Oregon woman dies from hospital medication error
A hospital in Bend, Oregon is investigating how a patient was administered the wrong medication, leading to her death.
Loretta Macpherson, 65, came to the ER earlier this month with medication questions after a recent brain surgery. Upon arrival, doctors determined Loretta needed an intravenous anti-seizure medication called fosphenytoin. Instead, she was accidentally given rocuronium, a medication often administered to patients in the operating room when attached to a ventilator. The mistake was deadly.
Loretta stopped breathing and suffered cardiac arrest, leading to irreversible brain damage. Loretta was taken off life support two days later.
Three employees involved in the error have been placed on paid administrative leave as St. Charles Health Systems investigates what happened. The investigation includes looking into how the medication was ordered from the manufacturer, how the pharmacy mixed, packaged and labeled the drug, how it was brought to the nurses and how it was administered to Loretta.
Loretta is survived by her two sons, Mark and Pete, who describe their mom as a beautiful soul and a people person.
Sadly, thousands of families lose a loved one from a preventable hospital error every year. A study published in the Journal of Patient Safety last year estimates that 210,000 to 440,000 patients die each year from a preventable hospital error. This is a huge increase from a 1999 study from the Institute of Medicine that estimated 98,000 deaths every year from preventable hospital errors.
Loretta’s story and the hundreds and thousands of others that die each year from preventable hospital errors serve as proof that hospitals need to reevaluate every policy, technology, and practice in place. In doing so, hospitals can work to reduce the amount of errors annually, potentially saving hundreds of thousands of lives.
In order to help protect yourself from medication errors, the National Institutes of Health recommends that you do the following:
-Tell your nurse and doctor about any allergies or side affects you have to any medications.
-Keep a list of every medicine, vitamin, supplement, and herbs you take in your wallet.
-Do not take any medication of your own unless your doctor tells you it’s okay.

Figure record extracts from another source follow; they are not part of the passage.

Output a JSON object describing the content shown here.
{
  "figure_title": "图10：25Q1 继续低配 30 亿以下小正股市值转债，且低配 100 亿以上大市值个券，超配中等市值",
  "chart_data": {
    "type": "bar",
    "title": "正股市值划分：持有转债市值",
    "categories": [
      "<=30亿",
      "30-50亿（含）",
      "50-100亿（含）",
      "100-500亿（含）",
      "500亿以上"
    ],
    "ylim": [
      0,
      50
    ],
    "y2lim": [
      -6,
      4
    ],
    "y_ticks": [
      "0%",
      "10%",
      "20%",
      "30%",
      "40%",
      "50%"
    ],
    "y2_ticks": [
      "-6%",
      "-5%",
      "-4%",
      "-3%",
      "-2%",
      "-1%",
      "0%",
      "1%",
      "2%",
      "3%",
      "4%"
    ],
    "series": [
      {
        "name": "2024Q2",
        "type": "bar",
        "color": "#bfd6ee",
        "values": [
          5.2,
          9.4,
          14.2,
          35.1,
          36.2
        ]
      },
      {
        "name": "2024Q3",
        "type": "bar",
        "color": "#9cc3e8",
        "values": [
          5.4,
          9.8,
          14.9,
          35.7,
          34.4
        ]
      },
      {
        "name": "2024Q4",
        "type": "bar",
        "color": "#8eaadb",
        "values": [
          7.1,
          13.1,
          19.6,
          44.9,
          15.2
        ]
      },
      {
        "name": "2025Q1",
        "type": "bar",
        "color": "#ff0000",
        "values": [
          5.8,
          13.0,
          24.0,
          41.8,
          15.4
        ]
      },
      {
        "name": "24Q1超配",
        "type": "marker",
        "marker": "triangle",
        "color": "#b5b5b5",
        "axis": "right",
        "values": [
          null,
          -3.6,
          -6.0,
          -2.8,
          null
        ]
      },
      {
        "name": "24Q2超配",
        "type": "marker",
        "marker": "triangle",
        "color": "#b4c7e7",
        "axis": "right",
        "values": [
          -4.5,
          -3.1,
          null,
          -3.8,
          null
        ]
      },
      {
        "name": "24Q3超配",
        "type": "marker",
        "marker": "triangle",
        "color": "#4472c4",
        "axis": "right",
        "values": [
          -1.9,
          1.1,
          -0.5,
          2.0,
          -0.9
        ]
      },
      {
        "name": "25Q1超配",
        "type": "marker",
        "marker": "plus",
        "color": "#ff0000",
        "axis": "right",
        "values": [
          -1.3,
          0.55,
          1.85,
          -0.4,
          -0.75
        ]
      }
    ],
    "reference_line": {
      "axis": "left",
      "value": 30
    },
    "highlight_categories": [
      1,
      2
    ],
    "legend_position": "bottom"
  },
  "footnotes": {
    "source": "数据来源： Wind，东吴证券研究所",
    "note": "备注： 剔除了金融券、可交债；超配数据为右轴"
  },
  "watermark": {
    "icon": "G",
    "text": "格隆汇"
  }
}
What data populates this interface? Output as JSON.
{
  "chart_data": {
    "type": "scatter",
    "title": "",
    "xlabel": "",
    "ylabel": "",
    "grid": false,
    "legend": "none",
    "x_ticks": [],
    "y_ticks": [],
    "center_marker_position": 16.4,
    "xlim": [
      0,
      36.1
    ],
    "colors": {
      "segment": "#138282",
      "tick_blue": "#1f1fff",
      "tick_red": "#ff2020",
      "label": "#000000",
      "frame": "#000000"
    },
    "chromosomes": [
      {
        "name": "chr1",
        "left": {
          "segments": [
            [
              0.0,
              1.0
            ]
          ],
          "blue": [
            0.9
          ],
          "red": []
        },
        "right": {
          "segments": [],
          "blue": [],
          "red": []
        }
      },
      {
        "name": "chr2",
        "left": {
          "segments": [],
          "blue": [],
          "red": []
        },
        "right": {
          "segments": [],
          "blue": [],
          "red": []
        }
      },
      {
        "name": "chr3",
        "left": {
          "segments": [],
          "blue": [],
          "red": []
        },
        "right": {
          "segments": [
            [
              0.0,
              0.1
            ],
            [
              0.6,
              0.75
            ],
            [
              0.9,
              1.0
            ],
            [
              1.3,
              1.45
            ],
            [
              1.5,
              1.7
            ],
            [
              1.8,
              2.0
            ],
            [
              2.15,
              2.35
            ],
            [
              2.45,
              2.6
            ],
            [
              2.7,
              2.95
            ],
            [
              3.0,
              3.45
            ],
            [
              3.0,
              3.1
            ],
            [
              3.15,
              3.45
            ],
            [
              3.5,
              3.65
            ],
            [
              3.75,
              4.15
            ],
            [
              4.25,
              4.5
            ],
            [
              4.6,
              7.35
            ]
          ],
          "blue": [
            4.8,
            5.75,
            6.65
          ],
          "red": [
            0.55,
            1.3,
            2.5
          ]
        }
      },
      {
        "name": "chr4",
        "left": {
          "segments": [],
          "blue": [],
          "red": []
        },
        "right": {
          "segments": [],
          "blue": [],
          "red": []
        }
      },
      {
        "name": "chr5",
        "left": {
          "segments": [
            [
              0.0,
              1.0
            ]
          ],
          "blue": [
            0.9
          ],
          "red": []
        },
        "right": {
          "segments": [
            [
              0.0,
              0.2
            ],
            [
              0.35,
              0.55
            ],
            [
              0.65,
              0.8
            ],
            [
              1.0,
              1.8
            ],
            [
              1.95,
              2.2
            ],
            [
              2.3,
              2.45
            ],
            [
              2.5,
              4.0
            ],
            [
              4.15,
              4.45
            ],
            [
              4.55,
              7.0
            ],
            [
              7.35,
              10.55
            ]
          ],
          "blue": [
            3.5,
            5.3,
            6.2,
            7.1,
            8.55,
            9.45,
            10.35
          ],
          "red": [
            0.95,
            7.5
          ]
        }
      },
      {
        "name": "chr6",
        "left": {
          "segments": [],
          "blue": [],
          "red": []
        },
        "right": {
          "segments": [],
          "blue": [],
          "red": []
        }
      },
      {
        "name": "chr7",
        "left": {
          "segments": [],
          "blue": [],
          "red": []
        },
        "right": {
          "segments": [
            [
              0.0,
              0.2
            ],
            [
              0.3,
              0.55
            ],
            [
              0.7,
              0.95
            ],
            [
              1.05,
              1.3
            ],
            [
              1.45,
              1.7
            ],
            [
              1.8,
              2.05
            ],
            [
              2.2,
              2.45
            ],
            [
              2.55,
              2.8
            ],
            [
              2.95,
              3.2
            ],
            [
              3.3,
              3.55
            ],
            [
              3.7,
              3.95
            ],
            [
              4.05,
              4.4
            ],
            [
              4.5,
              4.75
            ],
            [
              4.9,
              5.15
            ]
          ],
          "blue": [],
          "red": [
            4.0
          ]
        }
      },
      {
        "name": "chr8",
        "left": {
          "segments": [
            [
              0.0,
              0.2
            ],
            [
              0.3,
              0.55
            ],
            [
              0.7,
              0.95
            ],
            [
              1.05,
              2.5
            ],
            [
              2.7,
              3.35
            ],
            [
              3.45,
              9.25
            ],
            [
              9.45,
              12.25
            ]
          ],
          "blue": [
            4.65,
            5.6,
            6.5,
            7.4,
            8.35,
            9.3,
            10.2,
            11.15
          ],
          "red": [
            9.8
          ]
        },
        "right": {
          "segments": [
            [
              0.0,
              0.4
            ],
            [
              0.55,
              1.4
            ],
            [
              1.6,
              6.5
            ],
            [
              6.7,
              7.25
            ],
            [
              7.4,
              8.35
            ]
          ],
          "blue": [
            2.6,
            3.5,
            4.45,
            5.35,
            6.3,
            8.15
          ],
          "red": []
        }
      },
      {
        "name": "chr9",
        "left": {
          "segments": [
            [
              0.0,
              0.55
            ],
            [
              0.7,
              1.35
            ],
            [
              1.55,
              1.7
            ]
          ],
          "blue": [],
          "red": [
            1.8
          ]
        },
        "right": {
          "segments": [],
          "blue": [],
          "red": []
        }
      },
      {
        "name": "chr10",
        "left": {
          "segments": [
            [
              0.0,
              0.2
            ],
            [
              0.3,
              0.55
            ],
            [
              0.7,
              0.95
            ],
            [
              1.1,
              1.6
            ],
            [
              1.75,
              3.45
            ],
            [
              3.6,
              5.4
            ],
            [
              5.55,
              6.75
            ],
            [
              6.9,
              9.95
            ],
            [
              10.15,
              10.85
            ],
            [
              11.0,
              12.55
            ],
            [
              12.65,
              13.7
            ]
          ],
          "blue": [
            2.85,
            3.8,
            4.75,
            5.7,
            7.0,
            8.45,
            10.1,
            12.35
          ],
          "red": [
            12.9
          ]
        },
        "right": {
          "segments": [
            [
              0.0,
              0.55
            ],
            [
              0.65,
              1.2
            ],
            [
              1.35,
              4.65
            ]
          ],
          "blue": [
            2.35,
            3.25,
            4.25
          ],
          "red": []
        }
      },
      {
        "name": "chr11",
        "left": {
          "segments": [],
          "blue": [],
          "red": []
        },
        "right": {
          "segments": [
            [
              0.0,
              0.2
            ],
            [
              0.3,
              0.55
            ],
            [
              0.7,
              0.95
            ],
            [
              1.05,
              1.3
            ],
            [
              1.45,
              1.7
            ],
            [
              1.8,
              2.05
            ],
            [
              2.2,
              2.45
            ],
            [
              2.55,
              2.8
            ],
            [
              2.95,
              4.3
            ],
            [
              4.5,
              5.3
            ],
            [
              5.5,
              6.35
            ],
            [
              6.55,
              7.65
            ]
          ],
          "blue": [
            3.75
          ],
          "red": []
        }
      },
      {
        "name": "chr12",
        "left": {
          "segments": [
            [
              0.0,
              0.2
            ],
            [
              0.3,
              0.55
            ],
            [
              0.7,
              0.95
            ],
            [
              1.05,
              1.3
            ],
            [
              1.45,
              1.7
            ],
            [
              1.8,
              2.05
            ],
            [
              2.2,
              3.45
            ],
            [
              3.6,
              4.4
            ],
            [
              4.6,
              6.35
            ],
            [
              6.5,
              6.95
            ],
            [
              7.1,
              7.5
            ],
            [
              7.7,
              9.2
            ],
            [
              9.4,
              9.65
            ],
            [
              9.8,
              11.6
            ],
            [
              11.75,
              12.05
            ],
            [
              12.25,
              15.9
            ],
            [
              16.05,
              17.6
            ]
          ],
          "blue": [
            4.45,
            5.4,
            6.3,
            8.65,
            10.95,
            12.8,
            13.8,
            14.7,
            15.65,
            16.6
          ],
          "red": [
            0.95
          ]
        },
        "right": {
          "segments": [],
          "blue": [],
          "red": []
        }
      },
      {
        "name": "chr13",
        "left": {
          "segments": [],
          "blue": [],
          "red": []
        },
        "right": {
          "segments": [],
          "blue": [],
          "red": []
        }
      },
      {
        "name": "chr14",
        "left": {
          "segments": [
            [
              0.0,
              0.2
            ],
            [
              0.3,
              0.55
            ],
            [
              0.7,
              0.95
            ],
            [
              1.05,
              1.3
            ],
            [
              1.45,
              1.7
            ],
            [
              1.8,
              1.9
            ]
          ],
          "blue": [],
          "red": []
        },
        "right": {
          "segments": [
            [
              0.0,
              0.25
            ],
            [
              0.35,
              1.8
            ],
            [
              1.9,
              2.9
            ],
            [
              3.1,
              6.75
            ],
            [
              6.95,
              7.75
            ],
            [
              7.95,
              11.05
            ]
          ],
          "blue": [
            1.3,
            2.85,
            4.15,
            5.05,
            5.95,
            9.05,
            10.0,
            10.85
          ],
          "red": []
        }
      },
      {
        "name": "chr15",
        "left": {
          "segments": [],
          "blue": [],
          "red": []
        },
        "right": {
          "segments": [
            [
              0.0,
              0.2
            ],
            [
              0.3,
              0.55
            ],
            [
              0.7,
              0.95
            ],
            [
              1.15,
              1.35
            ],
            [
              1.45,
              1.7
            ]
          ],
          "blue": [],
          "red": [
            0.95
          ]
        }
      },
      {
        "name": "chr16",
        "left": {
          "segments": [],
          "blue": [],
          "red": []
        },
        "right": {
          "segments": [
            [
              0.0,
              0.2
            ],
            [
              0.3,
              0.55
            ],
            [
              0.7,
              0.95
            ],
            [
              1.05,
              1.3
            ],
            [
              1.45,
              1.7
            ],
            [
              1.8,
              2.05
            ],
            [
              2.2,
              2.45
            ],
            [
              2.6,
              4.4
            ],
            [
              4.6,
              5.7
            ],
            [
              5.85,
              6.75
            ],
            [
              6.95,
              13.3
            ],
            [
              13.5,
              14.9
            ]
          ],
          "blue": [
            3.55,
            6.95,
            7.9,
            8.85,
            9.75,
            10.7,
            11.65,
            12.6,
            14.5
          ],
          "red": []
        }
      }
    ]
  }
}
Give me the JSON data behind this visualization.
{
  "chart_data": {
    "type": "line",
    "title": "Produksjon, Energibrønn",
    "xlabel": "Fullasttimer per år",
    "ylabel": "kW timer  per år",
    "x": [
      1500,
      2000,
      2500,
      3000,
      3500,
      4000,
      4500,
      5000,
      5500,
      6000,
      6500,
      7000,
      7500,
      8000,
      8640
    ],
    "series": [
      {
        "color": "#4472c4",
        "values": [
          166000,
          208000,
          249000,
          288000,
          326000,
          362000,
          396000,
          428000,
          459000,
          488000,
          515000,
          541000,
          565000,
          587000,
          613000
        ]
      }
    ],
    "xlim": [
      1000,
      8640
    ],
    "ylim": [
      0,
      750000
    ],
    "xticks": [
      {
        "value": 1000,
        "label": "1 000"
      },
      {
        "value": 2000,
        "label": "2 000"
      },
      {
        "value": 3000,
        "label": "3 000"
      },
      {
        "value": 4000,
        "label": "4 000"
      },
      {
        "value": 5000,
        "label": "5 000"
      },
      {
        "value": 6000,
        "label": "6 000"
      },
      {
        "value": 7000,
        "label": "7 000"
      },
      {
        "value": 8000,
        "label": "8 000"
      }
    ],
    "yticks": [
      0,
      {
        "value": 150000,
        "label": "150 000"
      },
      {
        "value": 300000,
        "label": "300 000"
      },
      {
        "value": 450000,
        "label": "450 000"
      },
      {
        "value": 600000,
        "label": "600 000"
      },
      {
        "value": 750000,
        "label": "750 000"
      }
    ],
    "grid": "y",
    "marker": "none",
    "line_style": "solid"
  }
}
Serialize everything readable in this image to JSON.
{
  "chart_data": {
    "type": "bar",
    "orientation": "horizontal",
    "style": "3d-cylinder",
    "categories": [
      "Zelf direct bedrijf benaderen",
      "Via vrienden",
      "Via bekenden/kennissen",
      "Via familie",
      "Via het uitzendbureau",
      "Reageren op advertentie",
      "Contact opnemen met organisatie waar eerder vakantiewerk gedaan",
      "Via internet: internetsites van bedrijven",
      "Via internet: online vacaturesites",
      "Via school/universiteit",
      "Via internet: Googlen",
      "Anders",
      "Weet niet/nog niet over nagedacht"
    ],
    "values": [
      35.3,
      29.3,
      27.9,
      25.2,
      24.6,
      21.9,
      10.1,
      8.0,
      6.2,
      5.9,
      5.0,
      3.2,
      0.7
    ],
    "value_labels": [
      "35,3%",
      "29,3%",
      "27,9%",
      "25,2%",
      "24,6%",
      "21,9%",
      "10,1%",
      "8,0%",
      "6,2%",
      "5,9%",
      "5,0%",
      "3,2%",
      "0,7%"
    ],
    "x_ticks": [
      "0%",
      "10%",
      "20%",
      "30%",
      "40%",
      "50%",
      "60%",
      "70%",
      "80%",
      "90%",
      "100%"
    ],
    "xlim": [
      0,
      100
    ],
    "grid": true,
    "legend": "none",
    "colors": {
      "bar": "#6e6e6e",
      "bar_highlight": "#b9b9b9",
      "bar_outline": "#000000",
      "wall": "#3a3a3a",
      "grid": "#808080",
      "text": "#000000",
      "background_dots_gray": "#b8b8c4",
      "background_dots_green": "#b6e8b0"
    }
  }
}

Be sure to tell your nurse if you take your own medication.
-Ask what medication you’re being given in the hospital include the name, what it does and its side effects, and what time and how often you’ll be getting them.
-All syringes, tubes, bags and pill bottles should have a label on them. If they don’t, ask your nurse what it is.
-Ask your nurse if you’re taking any “high alert” medicine. These can cause harm is not given the correct way. High alert medications include blood thinners, insulin, and narcotic pain medicines. Also ask what extra safety steps are being taken.
Far too often, patients and their families are afraid to question their doctor or nurse. If you feel uncomfortable, let them know that you’re taking an active role in your healthcare. They’ll understand and they might even thank you for it.